Software engineers shouldn’t be like “cogs in the machinery”
July 30, 2012 1 Comment
Even with the agile “revolution” taking place in these few last years in the software development industry it’s still common to find companies developing software where the importance is more focused on the processes than on people working every day to develop the software. Even when companies declare that people are important they don’t really perceive the situation in which many software engineers work today. This situation is however well described in the literature and used also as motivation for a transition to agile.

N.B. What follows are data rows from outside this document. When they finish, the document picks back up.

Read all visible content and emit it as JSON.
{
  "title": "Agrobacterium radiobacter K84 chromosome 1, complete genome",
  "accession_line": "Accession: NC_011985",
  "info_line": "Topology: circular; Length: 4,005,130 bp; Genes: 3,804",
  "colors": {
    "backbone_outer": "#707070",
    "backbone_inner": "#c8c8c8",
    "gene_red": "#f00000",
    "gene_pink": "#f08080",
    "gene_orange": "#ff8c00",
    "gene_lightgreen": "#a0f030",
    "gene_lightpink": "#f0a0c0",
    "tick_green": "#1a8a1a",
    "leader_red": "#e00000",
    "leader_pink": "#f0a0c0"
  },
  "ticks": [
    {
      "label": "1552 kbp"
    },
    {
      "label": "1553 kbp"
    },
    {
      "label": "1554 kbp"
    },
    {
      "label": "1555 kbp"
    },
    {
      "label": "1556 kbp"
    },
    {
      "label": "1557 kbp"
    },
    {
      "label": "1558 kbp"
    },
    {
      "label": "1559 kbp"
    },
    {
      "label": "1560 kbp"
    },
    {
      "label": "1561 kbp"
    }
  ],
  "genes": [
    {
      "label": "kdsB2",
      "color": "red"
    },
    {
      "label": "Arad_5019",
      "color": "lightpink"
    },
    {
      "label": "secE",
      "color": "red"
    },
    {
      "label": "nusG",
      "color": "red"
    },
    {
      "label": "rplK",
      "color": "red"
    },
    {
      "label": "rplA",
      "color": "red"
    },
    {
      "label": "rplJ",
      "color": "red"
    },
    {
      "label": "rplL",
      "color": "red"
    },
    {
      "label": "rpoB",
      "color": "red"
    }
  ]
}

Unfortunately I find the metaphor of software engineers like “cogs in the machinery” of Mike Cohn in “Agile Estimating and Planning” well describing the reality here:
“Agile teams value individuals and interactions over processes and tools because they know that a well-functioning team of great individuals with mediocre tools will always outperform a dysfunctional team of mediocre individuals with great tools and processes. Great software is made by great individuals, and as an industry we have tried too long with too little success to define a development process that relegates individuals to replaceable cogs in the machinery. Agile processes acknowledge the unique strengths (and weaknesses) of individuals and capitalize on these rather than attempting to make everyone homogeneous.”
I agree also when David J.Anderson in “Kanban. Successful Evolutionary Change for Your Technology Business” tells that “like Ford assembly-line workers in the second decade of the twentieth century no one cared about the monotony of the work or the well-being of the workers”. Again “It’s hard to imagine the emergence of organized labor in knowledge-work fields like software development, mainly because it’s hard to imagine anyone addressing the root causes of the physical and psychological ills developers routinely experience”
A further step in considering individuals and interactions over processes and tools is to have people acting as a team. This is a completely different thing than having a group of people together for administrative convenience. As Douglas McGregor told: “Most teams aren’t teams at all but merely collection of individual relationships with the boss. Each individual vying with the others for power, prestige and position”.
For a software engineer the feeling to be part of a real team is exactly the opposite as feeling to be a “cog in the machinery”, this is what software engineers should search to feel more motivation and appeasement in their daily work. Managers should consider the problem.